The weekend is right here, and it’s introduced Weekend Reading 155! As traditional, we’ll be holing up in Stately Beat Manor and getting misplaced in a great guide.
Why not share your studying plans with us? Give us a shout-out, right here within the remark part or over on social media @comicsbeat, and tell us what you’ll be paging by means of!
AVERY KAPLAN: This weekend, I’m trying out Fungirl by Elizabeth Pich. Then, so far as prose goes, I’m revisiting Mind of the Raven: Investigations and Adventures with Wolf-Birds by Bernd Heinrich. I beforehand included this guide in my entry for Weekend Reading 56, however with an everyday raven customer outdoors my window nowadays, I’m curious to revisit the guide to refresh myself on these attention-grabbing avians.
DEAN SIMONS: The one-hour commute I’ve for Star Wars Celebration Europe is a useful time to get some studying executed and I’m actually near ending Elizabeth Moon’s Moving Target in order that shall be my studying this weekend. And if I end that I would hop instantly on the follow-up, Engaging the Enemy. In phrases of comics, I’m at the moment delving right into a curious bande dessinée basic – Louis Salvérius and Raoul Cauvin’s Bluecoats (Les Tuniques Bleues), a comedy sequence in regards to the misadventures of two unionist troopers through the American Civil War. It has been operating since 1970 (over sixty volumes have been launched in French) however oddly the Cinebook translations (because the writer ceaselessly tends to do) skipped the early volumes and began at guide six. Anywho, I completed Robertsonville Prison a number of days in the past and can try quantity seven Navy Blues.
TAIMUR DAR: I wouldn’t describe myself as a significant anime fan, however I immediately fell in love with the Spy x Family anime a number of months again. After the current report that the Spy x Family Volume 9 was the best-selling guide final week, it dawned on me that as I look ahead to the second season it’s in all probability a good suggestion for me to learn the unique manga by Tatsuya Endo. So this weekend I’m going to start out at the start with the primary quantity of the Spy x Family manga.
CY BELTRAN: In the midst of an sudden look ahead to a bodily copy of Stephen King’s The Stand, I’ve determined to make this weekend one other catch-up weekend for my stack of floppies that’s been accumulating for slightly too lengthy. First I’m wrapping up Knights of X from Toni Howard, Bob Quinn, Erick Arciniega, and Ariana Maher, in preparation to leap proper into Betsy Braddock, Captain Britain #1-2. Then, on the advice of esteemed Beat editor Avery Kaplan, I’ll be trying out The Darkhold crossover (with 1,000,000 superb creators) from the tip of final 12 months, which I by some means missed in my quest to learn the whole lot Marvel.

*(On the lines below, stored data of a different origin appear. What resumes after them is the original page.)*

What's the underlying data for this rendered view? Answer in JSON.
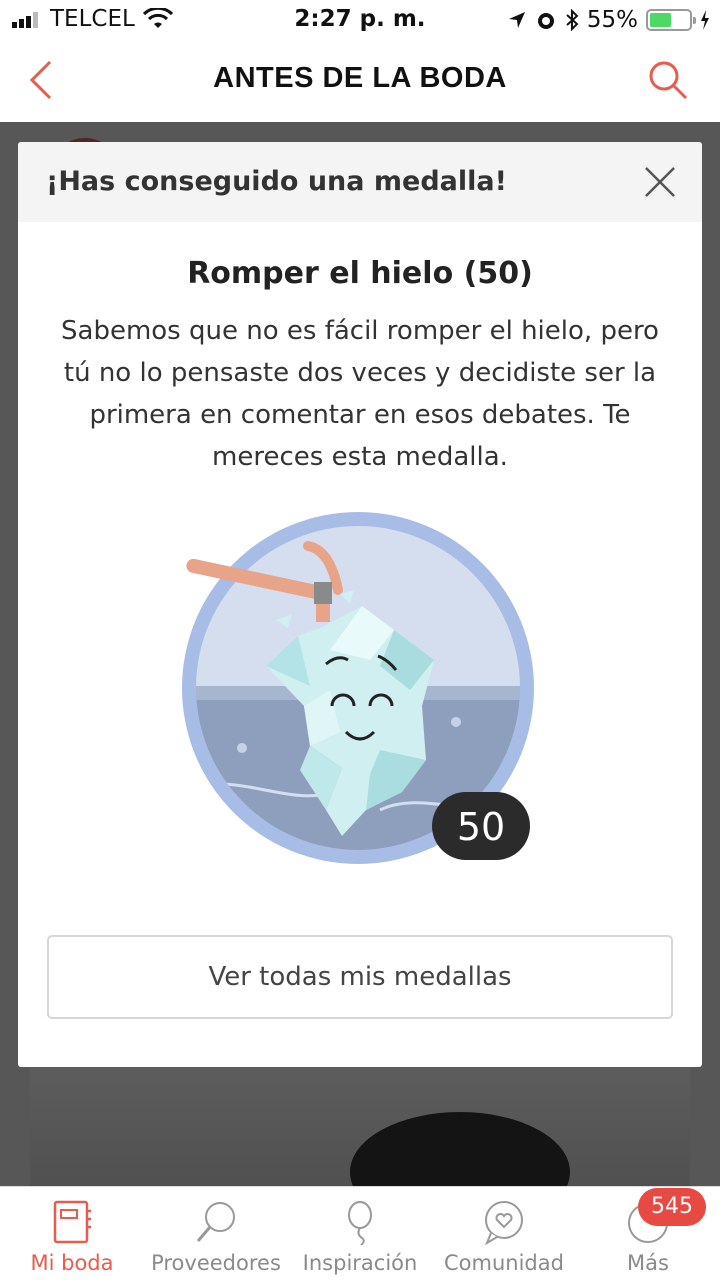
{
  "status_bar": {
    "carrier": "TELCEL",
    "time": "2:27 p. m.",
    "battery": "55%",
    "battery_level": 0.55
  },
  "nav": {
    "title": "ANTES DE LA BODA",
    "back_icon": "chevron-left-icon",
    "search_icon": "search-icon"
  },
  "modal": {
    "header": "¡Has conseguido una medalla!",
    "close_icon": "close-icon",
    "medal_title": "Romper el hielo (50)",
    "description": "Sabemos que no es fácil romper el hielo, pero tú no lo pensaste dos veces y decidiste ser la primera en comentar en esos debates. Te mereces esta medalla.",
    "medal_points": "50",
    "button_label": "Ver todas mis medallas"
  },
  "tabbar": {
    "items": [
      {
        "label": "Mi boda",
        "icon": "notebook-icon",
        "active": true
      },
      {
        "label": "Proveedores",
        "icon": "magnifier-icon",
        "active": false
      },
      {
        "label": "Inspiración",
        "icon": "balloon-icon",
        "active": false
      },
      {
        "label": "Comunidad",
        "icon": "chat-heart-icon",
        "active": false
      },
      {
        "label": "Más",
        "icon": "more-icon",
        "active": false
      }
    ],
    "badge": "545"
  },
  "colors": {
    "accent": "#e85b4f",
    "badge": "#e74a43"
  }
}
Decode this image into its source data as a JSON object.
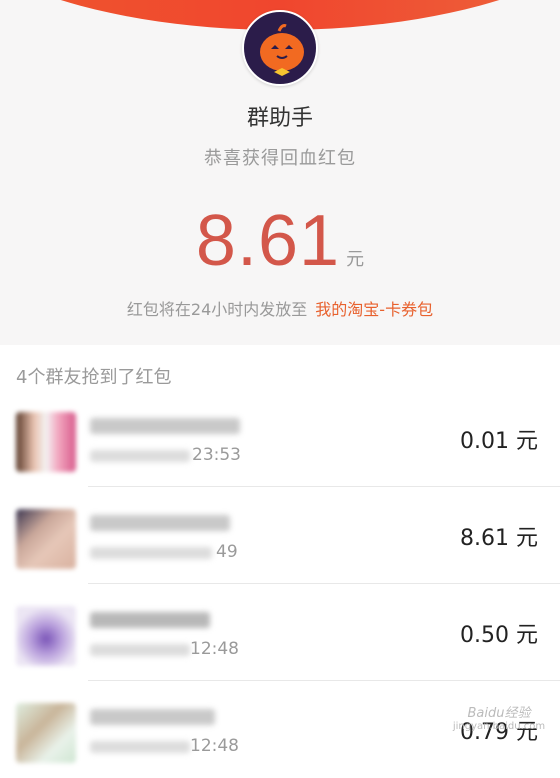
{
  "header": {
    "title": "群助手",
    "subtitle": "恭喜获得回血红包",
    "amount": "8.61",
    "amount_unit": "元",
    "note_prefix": "红包将在24小时内发放至",
    "note_link": "我的淘宝-卡券包",
    "avatar_icon": "pumpkin-mascot-icon",
    "colors": {
      "accent_red": "#d3574a",
      "link_orange": "#e8612e",
      "banner_red": "#ee5a2e"
    }
  },
  "list": {
    "count_text": "4个群友抢到了红包",
    "rows": [
      {
        "time": "23:53",
        "amount": "0.01 元"
      },
      {
        "time": "49",
        "amount": "8.61 元"
      },
      {
        "time": "12:48",
        "amount": "0.50 元"
      },
      {
        "time": "12:48",
        "amount": "0.79 元"
      }
    ]
  },
  "watermark": {
    "text": "Baidu经验",
    "url": "jingyan.baidu.com"
  }
}
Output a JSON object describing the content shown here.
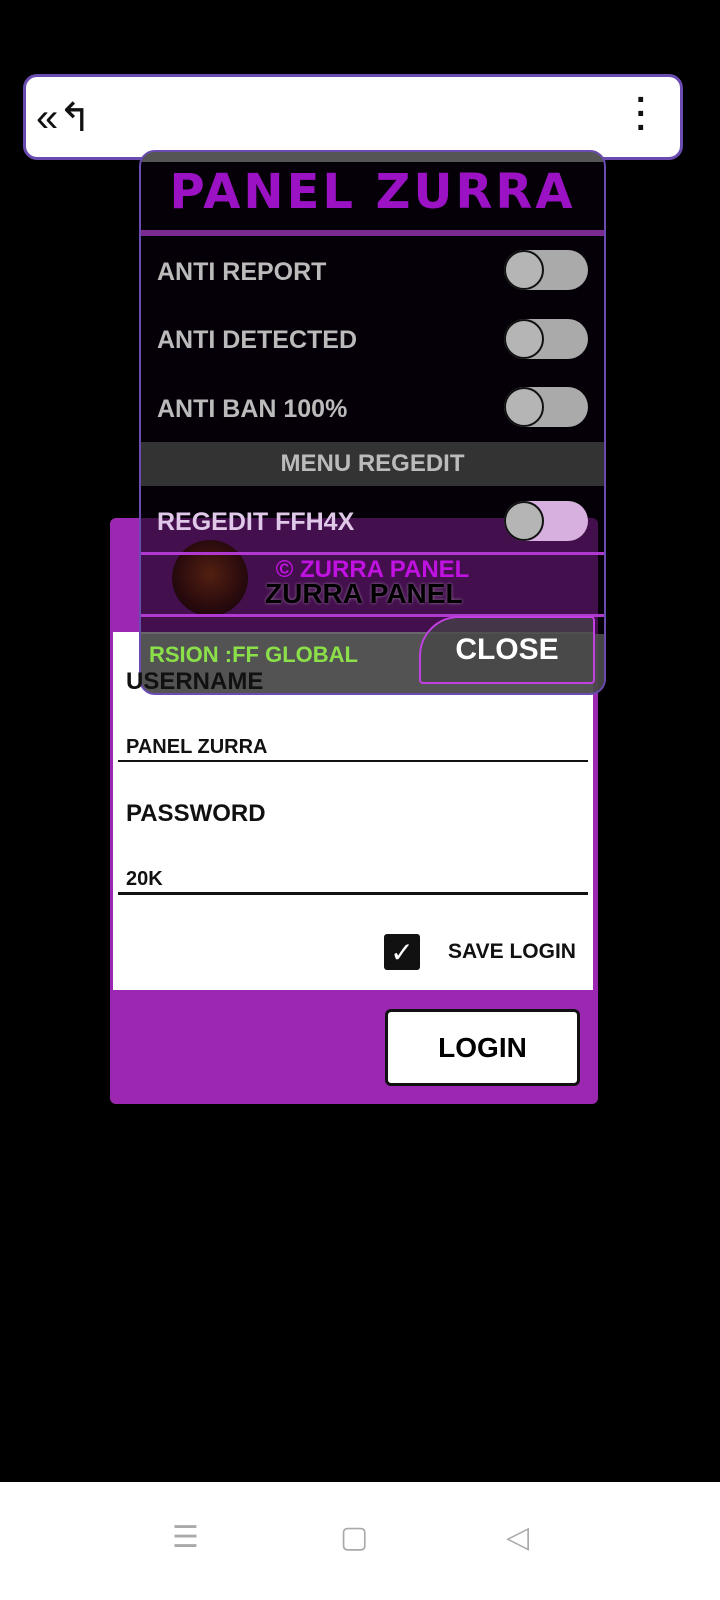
{
  "login": {
    "title": "ZURRA PANEL",
    "username_label": "USERNAME",
    "username_value": "PANEL ZURRA",
    "password_label": "PASSWORD",
    "password_value": "20K",
    "save_login": "SAVE LOGIN",
    "save_login_checked": true,
    "login_button": "LOGIN"
  },
  "overlay": {
    "title": "PANEL ZURRA",
    "toggles": [
      {
        "label": "ANTI REPORT",
        "on": false
      },
      {
        "label": "ANTI DETECTED",
        "on": false
      },
      {
        "label": "ANTI BAN 100%",
        "on": false
      }
    ],
    "section": "MENU REGEDIT",
    "regedit": {
      "label": "REGEDIT FFH4X",
      "on": false
    },
    "copyright": "© ZURRA PANEL",
    "version": "RSION :FF GLOBAL",
    "close": "CLOSE"
  },
  "colors": {
    "accent": "#9c27b0",
    "title": "#9b12c4",
    "version": "#8be04a"
  }
}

REBECCA OLIVER KAPLAN: Cy Beltran‘s Darkhold crossover is such a great choice that I might have to re-read it this weekend! I’m very essential of most people who write Wanda Maximoff, however Steve Orlando understands that the character can defend herself with out the assistance of a person. In my opinion, the crossover can also be a key textual content for understanding Doctor Strange within the Multiverse of Madness. The complete premise of the occasion is that they grow to be bodily corrupted from studying the Darkhold, which is precisely what occurs to the Scarlet Witch on the finish of WandaImaginative and prescient and all through Multiverse of Madness; i.e., as Wanda turns into extra corrupted, her costume develops a “multiversal mold.”
I’m additionally enthusiastic about my different weekend studying, even whether it is for work functions. For the ultimate PanelxPanel, I shall be responding to Lillian Hochwender‘s essay from PanelxPanel #60, “The Color of Pain,” with my very own essay about how ache is represented in comics, notably in comics about Frida Kahlo‘s life. I shall be re-reading Frida: The Story of Her Life by Vanna Vinci, Frida Kahlo: Her Life, Her Work, Her Home by Francisco de la Mora, with translations by Lawrence Schimel, and the prose guide The Culture of Pain by David B. Morris.
You can peruse the 154 earlier entries in The Beat’s Weekend Reading archive by clicking right here.